Pode-se dizer a mesma coisa dos métodos sugeridos pelos representantes modernos da
teologia experimental. Um exemplo típico disto pode-se ver na Theology as na Empirical Science,
de Macintosh.1 Ele também fala de três procedimentos metodológicos. Podemos começar com
nossas intuições da realidade de Deus, aquelas certezas que independem do raciocínio e que se
acham firmemente arraigadas na experiência imediata. Uma delas é a de que o Objeto da nossa
confiança religiosa é absolutamente suficiente para as das nossas necessidades imperativas.
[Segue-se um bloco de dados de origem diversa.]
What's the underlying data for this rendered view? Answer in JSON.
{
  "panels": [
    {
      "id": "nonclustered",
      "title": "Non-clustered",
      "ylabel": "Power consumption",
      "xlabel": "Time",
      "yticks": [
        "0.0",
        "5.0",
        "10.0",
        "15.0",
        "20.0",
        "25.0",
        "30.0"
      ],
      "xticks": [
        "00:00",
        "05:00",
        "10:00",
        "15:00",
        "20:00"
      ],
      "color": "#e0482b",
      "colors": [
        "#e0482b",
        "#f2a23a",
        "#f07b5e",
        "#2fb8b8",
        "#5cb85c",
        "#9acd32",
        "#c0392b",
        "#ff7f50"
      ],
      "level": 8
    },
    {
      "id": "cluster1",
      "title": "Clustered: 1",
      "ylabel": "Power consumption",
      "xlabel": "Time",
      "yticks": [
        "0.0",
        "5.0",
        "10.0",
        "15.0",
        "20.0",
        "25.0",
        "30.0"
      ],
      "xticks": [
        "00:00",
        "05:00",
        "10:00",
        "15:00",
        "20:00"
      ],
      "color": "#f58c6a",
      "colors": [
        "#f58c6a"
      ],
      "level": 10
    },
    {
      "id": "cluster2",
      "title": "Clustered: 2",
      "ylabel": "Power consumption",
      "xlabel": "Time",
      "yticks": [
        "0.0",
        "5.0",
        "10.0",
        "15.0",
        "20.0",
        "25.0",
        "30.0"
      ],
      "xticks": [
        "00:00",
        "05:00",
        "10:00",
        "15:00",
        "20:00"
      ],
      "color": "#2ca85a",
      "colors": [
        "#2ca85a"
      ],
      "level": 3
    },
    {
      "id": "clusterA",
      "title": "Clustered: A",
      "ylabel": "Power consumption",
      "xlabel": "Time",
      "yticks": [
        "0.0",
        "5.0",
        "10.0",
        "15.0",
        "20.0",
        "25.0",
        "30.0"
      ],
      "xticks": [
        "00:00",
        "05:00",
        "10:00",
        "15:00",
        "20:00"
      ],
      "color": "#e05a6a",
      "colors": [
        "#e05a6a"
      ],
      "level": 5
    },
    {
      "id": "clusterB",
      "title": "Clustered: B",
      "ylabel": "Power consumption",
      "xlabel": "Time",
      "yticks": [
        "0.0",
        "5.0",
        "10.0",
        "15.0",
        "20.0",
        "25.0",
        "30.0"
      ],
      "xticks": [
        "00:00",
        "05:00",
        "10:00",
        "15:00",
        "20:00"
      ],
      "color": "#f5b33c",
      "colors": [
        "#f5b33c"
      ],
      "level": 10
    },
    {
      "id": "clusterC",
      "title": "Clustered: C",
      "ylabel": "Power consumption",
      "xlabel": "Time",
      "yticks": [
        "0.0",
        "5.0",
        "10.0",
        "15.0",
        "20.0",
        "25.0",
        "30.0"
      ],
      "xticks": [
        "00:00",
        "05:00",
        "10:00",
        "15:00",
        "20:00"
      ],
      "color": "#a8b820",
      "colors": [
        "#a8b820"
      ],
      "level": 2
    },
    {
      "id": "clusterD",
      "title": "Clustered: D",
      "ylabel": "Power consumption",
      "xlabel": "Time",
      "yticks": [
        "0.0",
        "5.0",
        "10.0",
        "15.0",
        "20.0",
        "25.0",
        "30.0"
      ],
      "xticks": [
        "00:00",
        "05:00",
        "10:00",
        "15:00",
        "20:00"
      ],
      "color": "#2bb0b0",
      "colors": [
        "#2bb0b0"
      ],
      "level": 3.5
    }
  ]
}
Em
especial, pode-se tirar deduções da vida de Jesus e das “Semelhanças de Cristo” em toda parte.
Também podemos ter nosso ponto de partida, não nas certezas do homem, mas em suas
necessidades. O postulado praticamente necessário é que Deus é absolutamente suficiente e
absolutamente confiável com referência às necessidades religiosas do homem. Sobre esta base o
homem pode construir a sua doutrina dos atributos de Deus. E, finalmente, também é possível
seguir um método mais pragmático, que repousa no princípio de que, até certo ponto, podemos
aprender o que são as coisas e as pessoas, além do que percebemos imediatamente o que são,
observando o que elas fazem. Macintosh acha necessário usar os três métodos.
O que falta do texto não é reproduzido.